I guess I view the arrangement of abstract symbols into a fictional world as strictly a descriptive technique, and not a prescriptive technique. It's just presentation. Does that make sense? It's kind of hard to explain.

Chris, I used to think in terms of "fictional physics" a few years ago, too. I think it was living with an English major that made me switch, rather than anything specific to gaming. So yeah, it's not inborn.

If I squint, I can look at things that happen in a game in terms of fictional physics. But to be honest, I'm thinking "Okay, the author decided to leave the decision to chance."

This is going to be a massive generalization, but tell me if I'm on the right track. It sounds to me as if you just can't suspend your disbelief. You can't, even for a minute, forget about the artifice of the fiction and take the fiction on its own terms and pretend it was real (all the while knowing that you're just pretending).

FWIW, I think "physical causality" is a misleading term for what you're getting at above. I don't have the perfect answer, but "fictional causality", seems to be something like what you're really getting at.

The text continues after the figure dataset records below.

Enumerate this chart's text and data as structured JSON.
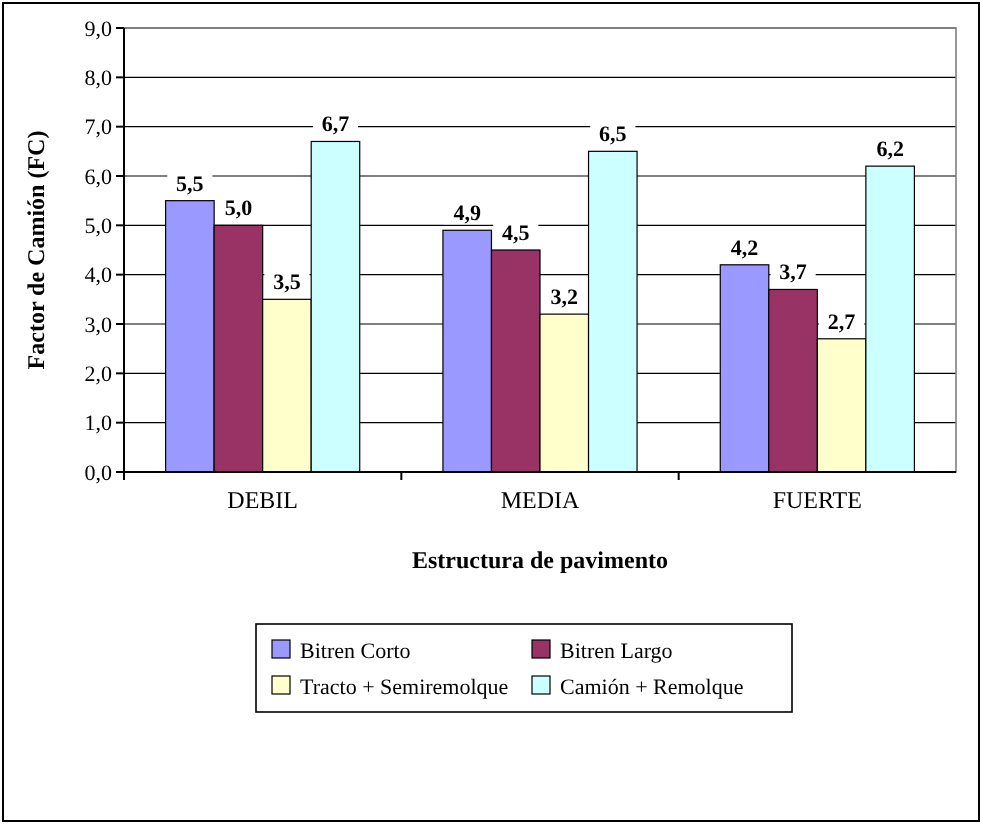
{
  "chart_data": {
    "type": "bar",
    "xlabel": "Estructura de pavimento",
    "ylabel": "Factor de Camión (FC)",
    "categories": [
      "DEBIL",
      "MEDIA",
      "FUERTE"
    ],
    "series": [
      {
        "name": "Bitren Corto",
        "color": "#9999ff",
        "values": [
          5.5,
          4.9,
          4.2
        ],
        "value_labels": [
          "5,5",
          "4,9",
          "4,2"
        ]
      },
      {
        "name": "Bitren Largo",
        "color": "#993366",
        "values": [
          5.0,
          4.5,
          3.7
        ],
        "value_labels": [
          "5,0",
          "4,5",
          "3,7"
        ]
      },
      {
        "name": "Tracto + Semiremolque",
        "color": "#ffffcc",
        "values": [
          3.5,
          3.2,
          2.7
        ],
        "value_labels": [
          "3,5",
          "3,2",
          "2,7"
        ]
      },
      {
        "name": "Camión + Remolque",
        "color": "#ccffff",
        "values": [
          6.7,
          6.5,
          6.2
        ],
        "value_labels": [
          "6,7",
          "6,5",
          "6,2"
        ]
      }
    ],
    "ylim": [
      0,
      9
    ],
    "yticks": [
      {
        "value": 0,
        "label": "0,0"
      },
      {
        "value": 1,
        "label": "1,0"
      },
      {
        "value": 2,
        "label": "2,0"
      },
      {
        "value": 3,
        "label": "3,0"
      },
      {
        "value": 4,
        "label": "4,0"
      },
      {
        "value": 5,
        "label": "5,0"
      },
      {
        "value": 6,
        "label": "6,0"
      },
      {
        "value": 7,
        "label": "7,0"
      },
      {
        "value": 8,
        "label": "8,0"
      },
      {
        "value": 9,
        "label": "9,0"
      }
    ],
    "grid": "y",
    "legend": "bottom"
  }
}
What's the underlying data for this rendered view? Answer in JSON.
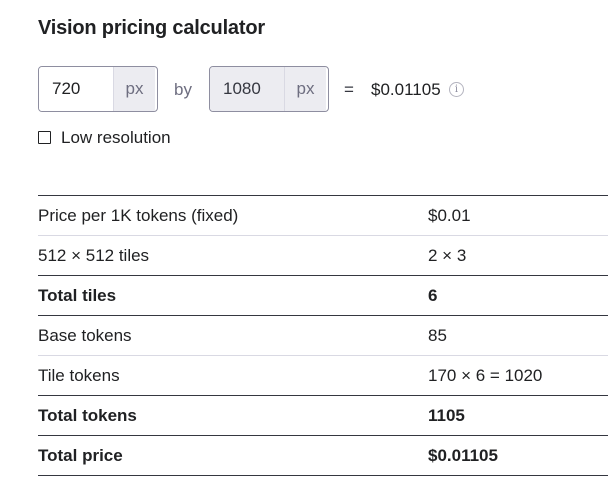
{
  "title": "Vision pricing calculator",
  "width_input": {
    "value": "720",
    "unit": "px"
  },
  "by_label": "by",
  "height_input": {
    "value": "1080",
    "unit": "px"
  },
  "equals": "=",
  "result": "$0.01105",
  "info_icon": "info-icon",
  "low_resolution": {
    "label": "Low resolution",
    "checked": false
  },
  "rows": [
    {
      "label": "Price per 1K tokens (fixed)",
      "value": "$0.01"
    },
    {
      "label": "512 × 512 tiles",
      "value": "2 × 3"
    },
    {
      "label": "Total tiles",
      "value": "6"
    },
    {
      "label": "Base tokens",
      "value": "85"
    },
    {
      "label": "Tile tokens",
      "value": "170 × 6 = 1020"
    },
    {
      "label": "Total tokens",
      "value": "1105"
    },
    {
      "label": "Total price",
      "value": "$0.01105"
    }
  ]
}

As for "I guess I view the arrangement of abstract symbols into a fictional world as strictly a descriptive technique, and not a prescriptive technique. It's just presentation. Does that make sense? It's kind of hard to explain." No, that doesn't really make sense, and I think the key is how you are using 'descriptive' and 'prescriptive'. All I can key in on is "it's just presentation." From this, I'm gathering something like: the meat of the show is in the narrative constructs, all else is just color. The various traits and characteristics of vampires, the law of gravity and other physics stuff -- all of it, it's just color. Am I on the right track?

Hi Andrew,

We don't think about physical causality, but we do think about narrative causality.

Exactly. For the original topic- the question of whether God is real or not in DitV is irrelevant to the narrative causuality of the game :)

Chris

I think it's more of a different kind of suspension of disbelief. I probably made it sound like I deconstruct things down to their author-intended meanings every second, and that wouldn't be accurate. I get caught up in the story and go "Ooh! She's in trouble!" and that kind of thing.

All I can key in on is "it's just presentation." From this, I'm gathering something like: the meat of the show is in the narrative constructs, all else is just color. The various traits and characteristics of vampires, the law of gravity and other physics stuff -- all of it, it's just color.

Yeah, that's a good way of putting it. That color's really important -- you can't tell the story without it. But it's there in service of the story.

Taking that back to RPGs in general, when I run a game using a physics-based ruleset, the game always comes out as nearly freeform. The "meat" of the game is characters in different situations, dealing with those situations in ways that say something about the characters. When the rules do get used, it's to say "We want the possibility of being surprised here." It wouldn't really change the actual game much if we flipped a coin instead. I guess that goes along with the idea of the physics, etc. of the gameworld being mostly color.

I'm worried I'm taking this too far off topic. But it's given me a lot of things to think about. Thanks, guys.